Hello,
I am trying to add ellipses to each experimental group in an RNASeq data using DESeq2. In this RNASeq experiment there are 4 genotypes and 2 treatments. I transformed my data using variance stabilizing transformation (vst) as shown in the code below. I group my data on the PCA plot using Genotype(shape) and Diet(color).
PCA plot I exported
# Constructing DESeqDataSet Object
rna_exp <- DESeqDataSetFromHTSeqCount(sampleTable = sampledesc, directory = "star", design = ~ Genotype_Diet)
# Fit DESeq2 statistical model
rna_exp2 <- DESeq(rna_exp)
# vst transformation
vsd <- vst(rna_exp2)
# calculate pcaData
pcaData <- plotPCA(vsd, intgroup= c("Diet", "Genotype"), returnData=TRUE)

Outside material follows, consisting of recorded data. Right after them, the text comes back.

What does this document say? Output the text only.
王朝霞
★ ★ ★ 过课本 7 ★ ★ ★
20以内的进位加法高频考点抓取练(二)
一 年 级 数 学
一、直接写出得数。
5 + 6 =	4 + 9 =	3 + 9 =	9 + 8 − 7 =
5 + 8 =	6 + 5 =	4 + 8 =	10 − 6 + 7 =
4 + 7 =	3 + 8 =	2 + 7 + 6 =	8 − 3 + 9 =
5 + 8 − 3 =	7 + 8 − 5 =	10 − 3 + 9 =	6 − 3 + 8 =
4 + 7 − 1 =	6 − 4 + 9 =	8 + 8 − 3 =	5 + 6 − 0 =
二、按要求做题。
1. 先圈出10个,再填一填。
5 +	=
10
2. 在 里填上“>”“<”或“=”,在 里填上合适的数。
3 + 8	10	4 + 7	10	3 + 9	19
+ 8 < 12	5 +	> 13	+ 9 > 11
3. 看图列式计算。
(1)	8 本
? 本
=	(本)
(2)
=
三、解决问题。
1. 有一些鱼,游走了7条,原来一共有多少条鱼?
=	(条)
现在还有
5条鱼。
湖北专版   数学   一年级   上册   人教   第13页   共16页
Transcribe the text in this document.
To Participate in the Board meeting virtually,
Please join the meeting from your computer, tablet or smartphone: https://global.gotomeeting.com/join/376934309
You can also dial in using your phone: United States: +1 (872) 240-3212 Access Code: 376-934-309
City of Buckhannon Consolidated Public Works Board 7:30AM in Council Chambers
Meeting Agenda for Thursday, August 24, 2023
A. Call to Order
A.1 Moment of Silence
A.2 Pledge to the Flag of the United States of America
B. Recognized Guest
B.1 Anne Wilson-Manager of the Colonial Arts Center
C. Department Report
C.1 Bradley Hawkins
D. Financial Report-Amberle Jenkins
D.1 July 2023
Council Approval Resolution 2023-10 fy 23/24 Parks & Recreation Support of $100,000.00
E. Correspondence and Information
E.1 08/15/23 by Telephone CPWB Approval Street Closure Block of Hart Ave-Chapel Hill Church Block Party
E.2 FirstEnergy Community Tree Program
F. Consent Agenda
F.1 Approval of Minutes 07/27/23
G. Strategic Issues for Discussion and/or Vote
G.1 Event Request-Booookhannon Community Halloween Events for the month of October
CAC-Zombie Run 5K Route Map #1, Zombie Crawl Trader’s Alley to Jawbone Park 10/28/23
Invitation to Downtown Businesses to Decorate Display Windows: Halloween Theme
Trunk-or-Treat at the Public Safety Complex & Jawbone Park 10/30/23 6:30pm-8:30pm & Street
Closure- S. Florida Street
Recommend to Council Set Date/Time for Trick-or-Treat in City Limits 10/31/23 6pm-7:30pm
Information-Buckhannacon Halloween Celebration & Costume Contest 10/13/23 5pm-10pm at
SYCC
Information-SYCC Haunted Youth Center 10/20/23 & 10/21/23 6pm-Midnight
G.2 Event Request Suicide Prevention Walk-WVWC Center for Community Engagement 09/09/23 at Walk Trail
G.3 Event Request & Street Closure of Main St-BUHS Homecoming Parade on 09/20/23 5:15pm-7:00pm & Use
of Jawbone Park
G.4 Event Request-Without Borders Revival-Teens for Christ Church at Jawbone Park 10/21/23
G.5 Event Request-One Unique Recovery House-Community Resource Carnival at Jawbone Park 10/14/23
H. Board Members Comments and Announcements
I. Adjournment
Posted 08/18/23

percentVar <- round(100 * attr(pcaData, "percentVar"))
pcaData
# PC1 PC2 group Diet Genotype name
# Genotype1_Control_1 -18.9157077 -2.8444874 Control:Genotype1 Control Genotype1 Genotype1_Control_1
# Genotype1_Control_2 -20.9522176 -2.2563604 Control:Genotype1 Control Genotype1 Genotype1_Control_2
# Genotype1_Control_3 -29.0537285 7.4214088 Control:Genotype1 Control Genotype1 Genotype1_Control_3
# Genotype1_High_Fat_1 -21.3166182 14.4793876 High_Fat:Genotype1 High_Fat Genotype1 Genotype1_High_Fat_1
# Genotype1_High_Fat_2 -15.5327726 11.5241870 High_Fat:Genotype1 High_Fat Genotype1 Genotype1_High_Fat_2
# Genotype1_High_Fat_3 -23.3775377 15.2455884 High_Fat:Genotype1 High_Fat Genotype1 Genotype1_High_Fat_3
# Genotype2_Control_1 28.8351502 12.7642340 Control:Genotype1 Control Genotype1 Genotype2_Control_1
# Genotype2_Control_2 26.0118887 12.8089745 Control:Genotype1 Control Genotype1 Genotype2_Control_2
# Genotype2_Control_3 30.9264450 12.4476286 Control:Genotype1 Control Genotype1 Genotype2_Control_3
# Genotype2_High_Fat_1 55.2383247 6.6614633 High_Fat:Genotype1 High_Fat Genotype1 Genotype2_High_Fat_1
# Genotype2_High_Fat_2 61.7716660 0.1567968 High_Fat:Genotype1 High_Fat Genotype1 Genotype2_High_Fat_2
# Genotype2_High_Fat_3 56.7036605 1.5576229 High_Fat:Genotype1 High_Fat Genotype1 Genotype2_High_Fat_3
# Genotype3_Control_1 -23.7736534 -4.3032736 Control:Genotype3 Control Genotype3 Genotype3_Control_1
# Genotype3_Control_2 -28.7286469 0.1039441 Control:Genotype3 Control Genotype3 Genotype3_Control_2
# Genotype3_Control_3 -24.7687536 -5.3528158 Control:Genotype3 Control Genotype3 Genotype3_Control_3
# Genotype3_High_Fat_1 -23.0104137 7.4764965 High_Fat:Genotype3 High_Fat Genotype3 Genotype3_High_Fat_1
# Genotype3_High_Fat_2 -14.0798338 2.6576430 High_Fat:Genotype3 High_Fat Genotype3 Genotype3_High_Fat_2
# Genotype3_High_Fat_3 -16.7878296 4.3933782 High_Fat:Genotype3 High_Fat Genotype3 Genotype3_High_Fat_3
# Genotype4_Control_1 13.0572333 -32.6317159 Control:Genotype4 Control Genotype4 Genotype4_Control_1
# Genotype4_Control_2 10.4969905 -29.1774459 Control:Genotype4 Control Genotype4 Genotype4_Control_2
# Genotype4_Control_3 -8.5982418 -16.0843930 Control:Genotype4 Control Genotype4 Genotype4_Control_3
# Genotype4_High_Fat_1 -3.5673468 -8.2234753 High_Fat:Genotype4 High_Fat Genotype4 Genotype4_High_Fat_1
# Genotype4_High_Fat_2 -10.4241364 -2.0534517 High_Fat:Genotype4 High_Fat Genotype4 Genotype4_High_Fat_2
# Genotype4_High_Fat_3 -0.1539208 -6.7713347 High_Fat:Genotype4 High_Fat Genotype4 Genotype4_High_Fat_3
# PCA plot
png("PCA.png")
ggplot(pcaData, aes(PC1, PC2, color= Diet, shape= Genotype)) +
geom_point(size=3) +
xlab(paste0("PC1: ",percentVar[1],"% variance")) +
ylab(paste0("PC2: ",percentVar[2],"% variance")) +
coord_fixed() + scale_colour_manual(values = c(OP50 = "black", Glucose = "green2")) + stat_ellipse(type = "euclid")
dev.off()
Warning message:
I am unable to add ellipse because there are "too few points to calculate an ellipse".
Removed 8 rows containing missing values or values outside the scale range (geom_path()
).
Question: Is there an alternative approach I should take to add ellipses to each genotype:Diet using the same color scheme I have?
I am interested in producing a pcaplot as shown below:
Thank you for any advice provided.
-robledoj13
Thank you for your the help @ATpoint.